Hover over the Date node, click the three-dot symbol, then click Preview.
After you preview the node, you should see that the Date node adds another column to the data set, Date, and derives that value from the Period column.
The Filter node removes the Statistical Base Forecast column and leaves the other columns as is.
The Select node is very important. It’s going to take a subset of the data, and it uses an expression to do this. You can see in the expression that I have only taken the US markets and the Date when it is before Jan 2019. This enables me to make more specific predictions, but only for the US market because that is where the retail store manager that we want to focus on is located. If you preview this node, you see that the Markets column does not feature any value other than US.
The last of the data prep nodes is the Type node. This lets you make specific operations on the fields within the data set. In this node, you split the Products column into individual values so that you can later predict demand for each of the products within that column.
Next, the restructure node creates new columns for the data set. It takes the values from the Products column and adds the Actuals demand value for that product in a separate column so that demand for a specific product is easily distinguishable.
If you hover over the Restructure node, click the three-dot symbol, and then click Preview, you can see the new columns that are added to the data set.
You can also Open the node, which shows you how multiple fields were generated from merging the Products and Actuals columns.
To see how we are taking the largest value from the fields such as Products_mask_Actuals that we created previously, hover over the Aggregate, and then click Open. This is to ensure that we have enough product in inventory to satisfy the maximum demand.
Similarly, hover over the Aggregate node, click the three-dot symbol, and then click Preview to see the new columns with the
_Max suffix added to them.
Hover over the Type, and then click Open. You see that we’ve designated the new fields that we created in the previous steps as the target variables because we want to predict the max demand for each of the products within the Products column within the US market.
Train the machine learning model
Hover over the 29 fields icon, then click Run. This runs the time-forecasting model with the data that we prepared in the previous steps.

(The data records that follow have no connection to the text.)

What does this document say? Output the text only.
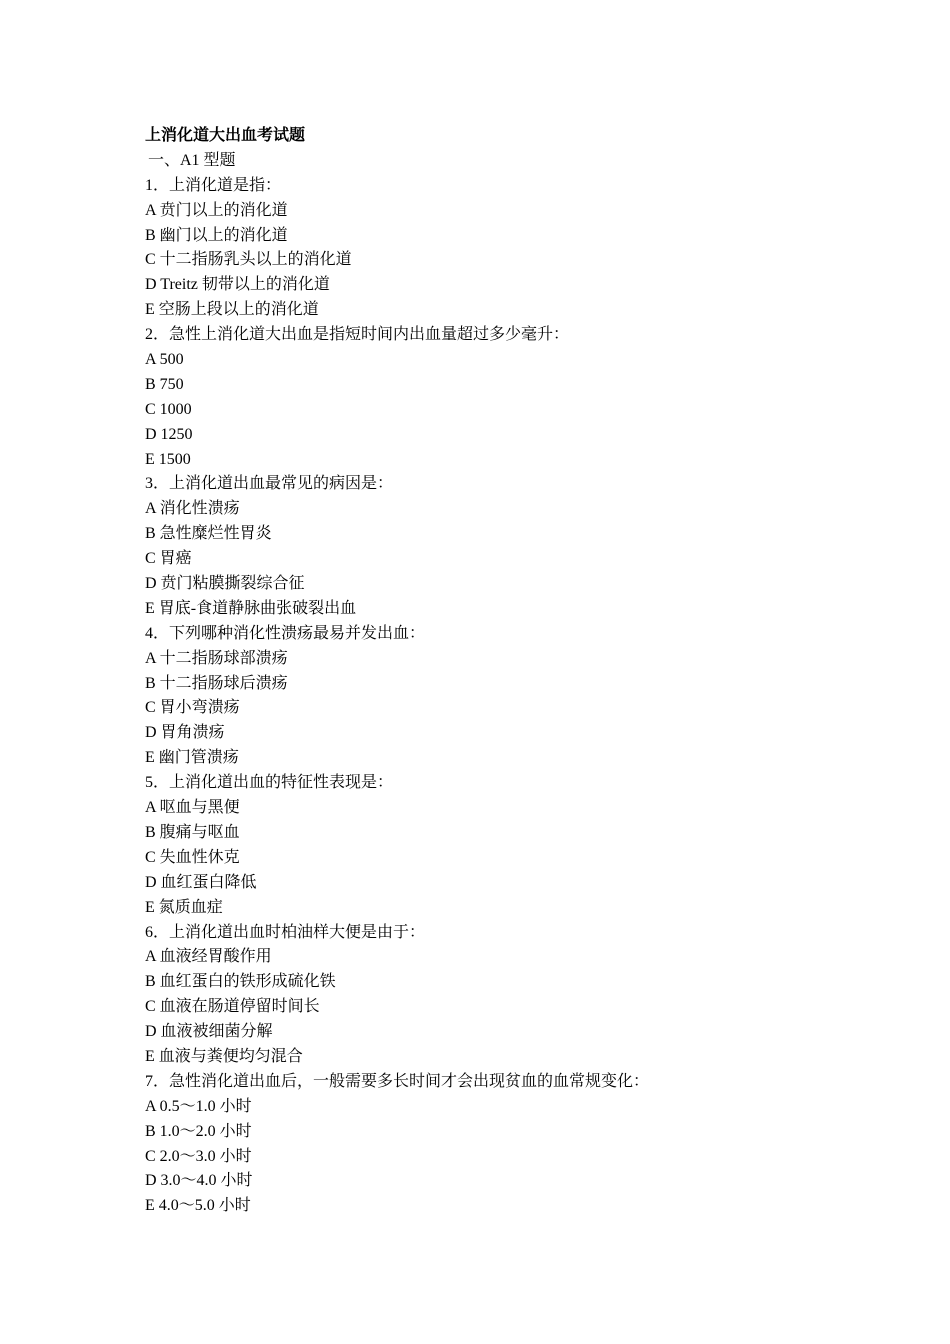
上消化道大出血考试题
一、A1 型题
1．上消化道是指：
A 贲门以上的消化道
B 幽门以上的消化道
C 十二指肠乳头以上的消化道
D Treitz 韧带以上的消化道
E 空肠上段以上的消化道
2．急性上消化道大出血是指短时间内出血量超过多少毫升：
A 500
B 750
C 1000
D 1250
E 1500
3．上消化道出血最常见的病因是：
A 消化性溃疡
B 急性糜烂性胃炎
C 胃癌
D 贲门粘膜撕裂综合征
E 胃底-食道静脉曲张破裂出血
4．下列哪种消化性溃疡最易并发出血：
A 十二指肠球部溃疡
B 十二指肠球后溃疡
C 胃小弯溃疡
D 胃角溃疡
E 幽门管溃疡
5．上消化道出血的特征性表现是：
A 呕血与黑便
B 腹痛与呕血
C 失血性休克
D 血红蛋白降低
E 氮质血症
6．上消化道出血时柏油样大便是由于：
A 血液经胃酸作用
B 血红蛋白的铁形成硫化铁
C 血液在肠道停留时间长
D 血液被细菌分解
E 血液与粪便均匀混合
7．急性消化道出血后，一般需要多长时间才会出现贫血的血常规变化：
A 0.5～1.0 小时
B 1.0～2.0 小时
C 2.0～3.0 小时
D 3.0～4.0 小时
E 4.0～5.0 小时
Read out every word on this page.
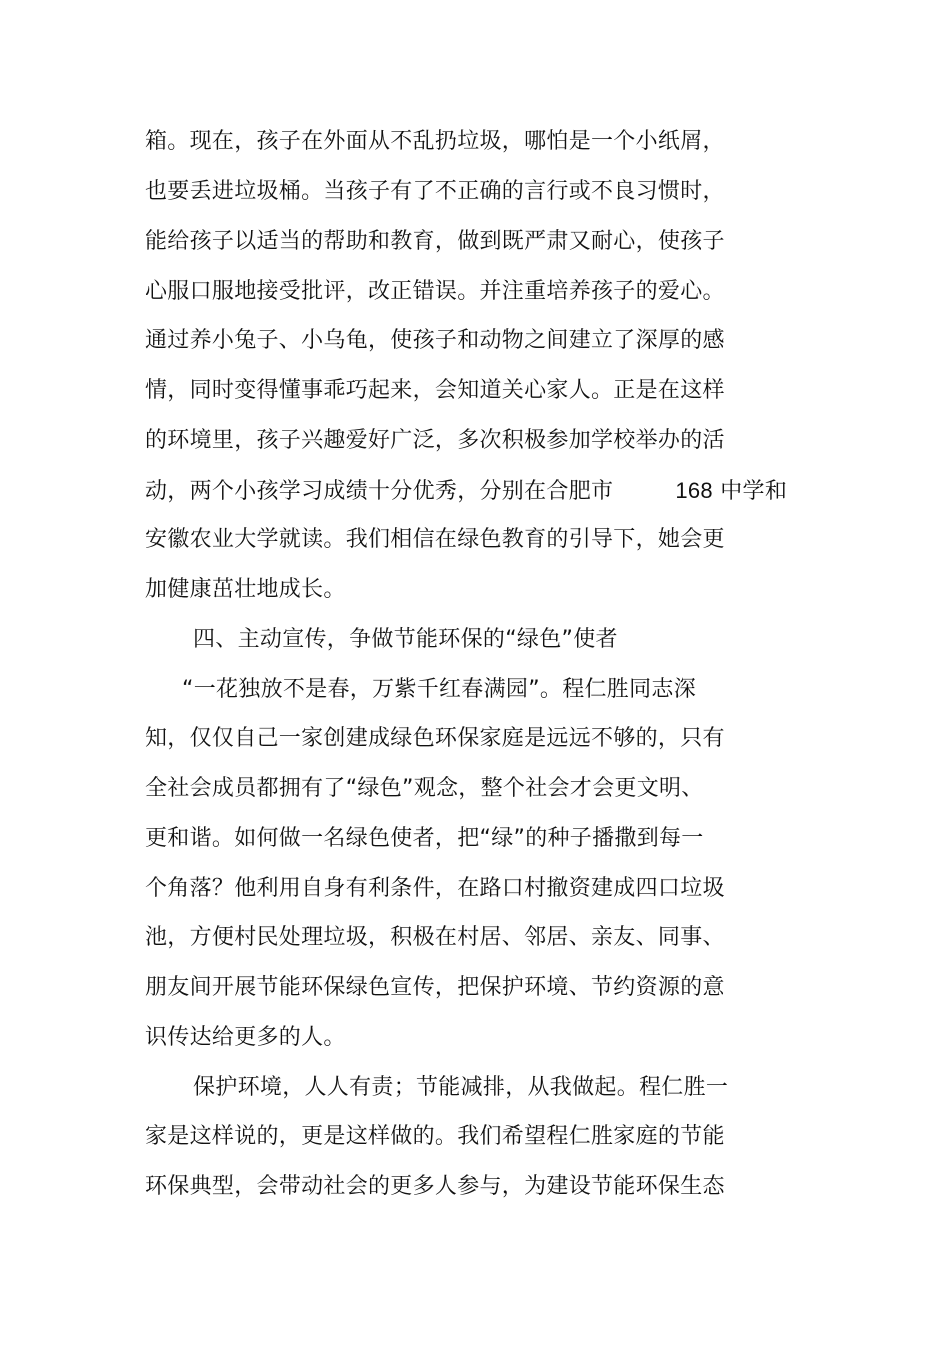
箱。现在，孩子在外面从不乱扔垃圾，哪怕是一个小纸屑，
也要丢进垃圾桶。当孩子有了不正确的言行或不良习惯时，
能给孩子以适当的帮助和教育，做到既严肃又耐心，使孩子
心服口服地接受批评，改正错误。并注重培养孩子的爱心。
通过养小兔子、小乌龟，使孩子和动物之间建立了深厚的感
情，同时变得懂事乖巧起来，会知道关心家人。正是在这样
的环境里，孩子兴趣爱好广泛，多次积极参加学校举办的活
动，两个小孩学习成绩十分优秀，分别在合肥市	168 中学和
安徽农业大学就读。我们相信在绿色教育的引导下，她会更
加健康茁壮地成长。
四、主动宣传，争做节能环保的“绿色”使者
“一花独放不是春，万紫千红春满园”。程仁胜同志深
知，仅仅自己一家创建成绿色环保家庭是远远不够的，只有
全社会成员都拥有了“绿色”观念，整个社会才会更文明、
更和谐。如何做一名绿色使者，把“绿”的种子播撒到每一
个角落？他利用自身有利条件，在路口村撤资建成四口垃圾
池，方便村民处理垃圾，积极在村居、邻居、亲友、同事、
朋友间开展节能环保绿色宣传，把保护环境、节约资源的意
识传达给更多的人。
保护环境，人人有责；节能减排，从我做起。程仁胜一
家是这样说的，更是这样做的。我们希望程仁胜家庭的节能
环保典型，会带动社会的更多人参与，为建设节能环保生态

After the model finishes running, you see that the Outputs tab has been updated.
Evaluate the results
Double-click Analysis of [29 fields] in the Outputs tab. Here, you can see an assessment of the mean error, maximum error, and other values that compare the $TS-Products_Actuals_Max. That is, the maximum demand forecasted by the model for a particular product versus Products_Actuals_Max, which is the max that has been recorded for the training period (2016-2018).

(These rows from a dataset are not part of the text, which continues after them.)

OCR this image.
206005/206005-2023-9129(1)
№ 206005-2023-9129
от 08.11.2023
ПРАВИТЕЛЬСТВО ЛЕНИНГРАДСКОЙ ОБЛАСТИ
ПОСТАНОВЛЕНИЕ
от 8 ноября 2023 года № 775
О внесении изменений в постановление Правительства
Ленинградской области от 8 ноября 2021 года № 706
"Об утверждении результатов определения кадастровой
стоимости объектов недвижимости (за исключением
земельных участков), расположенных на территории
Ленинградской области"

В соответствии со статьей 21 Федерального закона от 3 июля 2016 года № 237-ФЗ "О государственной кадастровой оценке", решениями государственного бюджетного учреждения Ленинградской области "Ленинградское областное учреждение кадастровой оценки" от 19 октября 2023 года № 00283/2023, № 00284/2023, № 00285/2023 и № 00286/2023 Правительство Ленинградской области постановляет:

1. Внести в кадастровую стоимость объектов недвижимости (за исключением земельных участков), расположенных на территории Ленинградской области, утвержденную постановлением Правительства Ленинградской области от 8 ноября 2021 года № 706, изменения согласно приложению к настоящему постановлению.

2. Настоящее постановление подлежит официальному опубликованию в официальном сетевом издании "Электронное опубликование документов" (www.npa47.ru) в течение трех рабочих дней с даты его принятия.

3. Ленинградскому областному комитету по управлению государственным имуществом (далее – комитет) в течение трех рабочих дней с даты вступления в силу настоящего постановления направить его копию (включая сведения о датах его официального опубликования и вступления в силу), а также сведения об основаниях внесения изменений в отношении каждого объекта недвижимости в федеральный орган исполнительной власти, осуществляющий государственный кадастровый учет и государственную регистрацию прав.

Double-click Analysis of [10 fields] in the Outputs tab. Here, you see a visual representation of a few of the interesting products that have shown to have spiked in demand over the past three months of training data. In October, November, and December of 2018, these particular products — masks, hand sanitizer, and spray cleaner — all spiked in demand, much higher than previously recorded, such that the forecasted values for 2019, the year we are predicting, are all much higher due to these three months of training data. You can see this by the slope of the line increasing drastically in the $TS-Products_Actuals_Max charts versus the Products_Actuals_Max charts.
This tutorial demonstrated a small example of creating a predictive machine learning model on IBM SPSS Modeler on Watson Studio and IBM SPSS Modeler software. The tutorial discusses importing the data into the project and the modeler flow and preparing the data for modeling. The tutorial then explains running a time series algorithm for the data and training a prediction model. The last step of the tutorial is how to visualize and evaluate the results of the trained model.